The German government cut its growth forecast on Thursday and now expects the economy to likely stagnate this year as well, as uncertainty from global trade disputes is expected to hobble growth and dampen investment.
Germany's economy is expected to post zero growth in 2025, outgoing Economy Minister Robert Habeck said, blaming U.S. President Donald Trump's trade policy.
"The U.S. trade policy of threatening and imposing tariffs has a direct impact on the German economy, which is very export-oriented," he said, presenting the forecast.
Germany was the only G-7 economy that failed to grow over the last two years, and the tariffs announced by Trump could put Europe's largest economy on track for a third consecutive year without growth, marking a first in its history.
The German government had previously expected a slight increase in gross domestic product (GDP) of 0.3% for this year.
It also cut its growth forecast for 2026 to 1% from 1.1%.
The U.S. is Germany's largest trading partner and last year accounted for approximately 10% of its exports, ranging from cars to chemicals.
Under Trump, it now levies a 10% tariff on European Union exports into the country, having earlier announced a 20% rate, which was then paused.
"Tariffs and trade policy turbulence are hitting the German economy harder than other nations," Habeck said.
"We depend on open markets, functioning markets and a globalised world.
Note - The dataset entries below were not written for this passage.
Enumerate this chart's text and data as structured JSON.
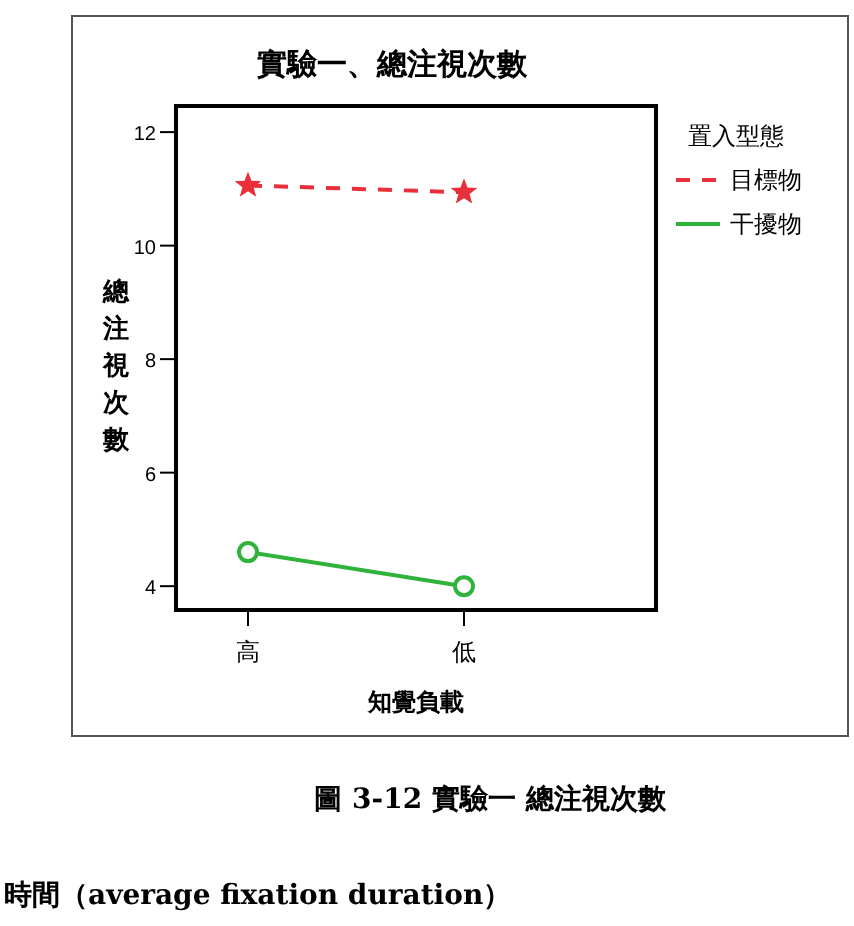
{
  "chart_data": {
    "type": "line",
    "title": "實驗一、總注視次數",
    "xlabel": "知覺負載",
    "ylabel": "總注視次數",
    "legend_title": "置入型態",
    "categories": [
      "高",
      "低"
    ],
    "series": [
      {
        "name": "目標物",
        "color": "#e8303a",
        "values": [
          11.06,
          10.94
        ],
        "marker": "star",
        "line_style": "dashed"
      },
      {
        "name": "干擾物",
        "color": "#2fb33a",
        "values": [
          4.6,
          4.0
        ],
        "marker": "circle",
        "line_style": "solid"
      }
    ],
    "ylim": [
      3.58,
      12.46
    ],
    "yticks": [
      4,
      6,
      8,
      10,
      12
    ],
    "grid": false,
    "legend": "top right",
    "annotations": [
      "圖 3-12 實驗一 總注視次數",
      "時間（average fixation duration）"
    ]
  }
}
That's what has made this country rich," he told a Berlin press conference.
German GDP contracted by 0.3% in 2023 and by 0.2% in 2024, due to higher energy prices following Russia's full-scale invasion of Ukraine.
It has also been hit by increasingly fierce Chinese competition in key industries such as automobiles and machinery.
"I would say that we are going through a paradigm shift when it comes to the basic earners for the German economy," Habeck said.
"Our big trade partners, China and the U.S., and our neighbor, Russia, are causing us problems."
Looking ahead, Habeck expressed hope that the impact of a major new spending package worth many hundreds of billions of euros could help revive the economy under the next government, led by conservative Friedrich Merz, who is expected to take power in early May.
"It's good that investments are finally being made," Habeck said, adding that they "can offset the slump or the pressure on foreign trade to some extent."
The growth forecast took into account the extra public investment and also assumed there would be no further escalation of the tariff "madness," he said.
Habeck also called on his successors to strengthen European unity and independence, so that Germany could stand on its own against economic giants.
"'Made in Germany is over,'" he said. "We are a single market and it is through that market that we will bring investment back into Europe."
"We must support the EU in taking a clear position, in negotiating confidently with the U.S. and at the same time helping it be prepared to impose effective counter-measures."